Beyliegende Farbenmuster, welche mir Prof. Jagemann beym Abschied für Sie einhändigte, erinnern mich nur zu oft an meine verfehlte Reise. Ich sende sie deshalb um sie los zu werden sowohl, als auch weil sie Ihnen nützlich seyn können. Ihr lieber Brief vom 31. August gelangte in Weimar zu meinen Händen. Er drückt den Zustand eines Bräutigams oder einer Braut aus, und wie könnt es auch anders seyn.

[169] Paläophron und Neoterpe lösen den Conflikt des Alten und Neuen auf eine heitere Weise, die freylich in dieser zerspalteten Welt nicht denkbar ist: denn nicht allein durch leidenschaftliches Widerstreben, sondern auch durch unzuläßiges Vereinen wird gefehlt und bey dem wunderlichsten Schwanken tritt in Deutschland ein sehr trauriges Phänomen hervor, daß nämlich jeder sich berechtigt glaubt, ohne irgend ein Fundament bejahen und verneinen zu können, wodurch denn ein Geist des Widerspruchs und ein Krieg aller gegen alle erregt wird. Ich halte mich beobachtend, meide die Menschen nicht und suche sie nicht. Wir müssen auf alle Fälle diese Dinge besprechen eh Sie Ihre neue Lebensbahn betreten.

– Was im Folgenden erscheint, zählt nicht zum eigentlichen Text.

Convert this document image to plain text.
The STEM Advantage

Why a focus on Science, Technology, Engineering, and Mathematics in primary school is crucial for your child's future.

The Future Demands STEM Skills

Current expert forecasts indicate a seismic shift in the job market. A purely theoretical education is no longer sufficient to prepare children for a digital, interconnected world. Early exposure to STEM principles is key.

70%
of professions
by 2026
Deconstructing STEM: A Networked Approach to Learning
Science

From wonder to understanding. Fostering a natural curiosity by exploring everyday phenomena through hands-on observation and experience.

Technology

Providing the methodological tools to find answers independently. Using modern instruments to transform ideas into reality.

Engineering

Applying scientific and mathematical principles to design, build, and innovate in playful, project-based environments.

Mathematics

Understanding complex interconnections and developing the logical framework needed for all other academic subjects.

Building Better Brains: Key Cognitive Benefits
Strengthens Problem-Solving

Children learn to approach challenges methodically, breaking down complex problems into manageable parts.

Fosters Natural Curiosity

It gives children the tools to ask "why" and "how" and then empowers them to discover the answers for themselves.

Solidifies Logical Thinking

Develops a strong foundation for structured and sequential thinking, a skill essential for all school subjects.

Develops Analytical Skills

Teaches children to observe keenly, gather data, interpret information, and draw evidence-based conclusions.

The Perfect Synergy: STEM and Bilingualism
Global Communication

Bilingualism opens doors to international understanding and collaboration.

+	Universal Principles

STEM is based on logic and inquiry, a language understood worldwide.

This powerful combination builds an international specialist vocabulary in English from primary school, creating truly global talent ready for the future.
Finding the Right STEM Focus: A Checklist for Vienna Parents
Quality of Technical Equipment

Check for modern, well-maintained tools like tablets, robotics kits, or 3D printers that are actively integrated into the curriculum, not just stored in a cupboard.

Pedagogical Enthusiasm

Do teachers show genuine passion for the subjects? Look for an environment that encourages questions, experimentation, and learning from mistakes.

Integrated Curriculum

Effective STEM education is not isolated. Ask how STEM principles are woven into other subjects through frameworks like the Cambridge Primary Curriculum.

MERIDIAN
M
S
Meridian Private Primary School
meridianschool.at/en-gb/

Der erste Band der Italiänischen Reise wird wahrscheinlich in der Michaelsmesse ausgegeben. Mir ist dabey zu Muthe, als wenn man ein Portrait oder Silhouette früherer Jahre betrachtet. So auch hier. Ich begreife recht gut, warum ich nicht mehr so seyn, denken und schreiben kann.

Darnach beginnt sogleich der Druck des zweyten Heftes von Rhein und Mayn. Ein Aufsatz geht voran. Die Geschichte der neuen frömmelnden Unkunst von den 80er Jahren her. Es wird uns manche sauere Gesichter zuziehen, das hat aber nichts zu sagen! In 50 Jahren begreift kein Mensch diese Seuche, wenn Gleichzeitige den Verlauf nicht bewahren. Indessen soll die möglichste Schonung herrschen, das kann aber [170] nur im Ausdruck seyn, denn an der Sache ist nichts zu schonen.

Hierauf wird denn das Rochusfest von 1814 wiederholt. Eine heitere im Innern fromme Darstellung.

Zunächst giebt denn Ihre Sammlung Anlaß die wahre nicht angemaßte heilige Kunst zu rühmen. Meister Hemmling ist schon in Tennstedt durchgedacht. Ich fahre in meiner alten Weise fort. In Schriften über solche Gegenstände muß der Verstand sprechen, damit der Verständige auch ohne die Gegenstände zu sehen, sich daraus was abnehmen könne. Die Gegenwart ist es alsdann, die zu den Sinnen spricht, die Einbildungskraft erregt, das Gemüth rührt, den Enthusiasmus entflammt.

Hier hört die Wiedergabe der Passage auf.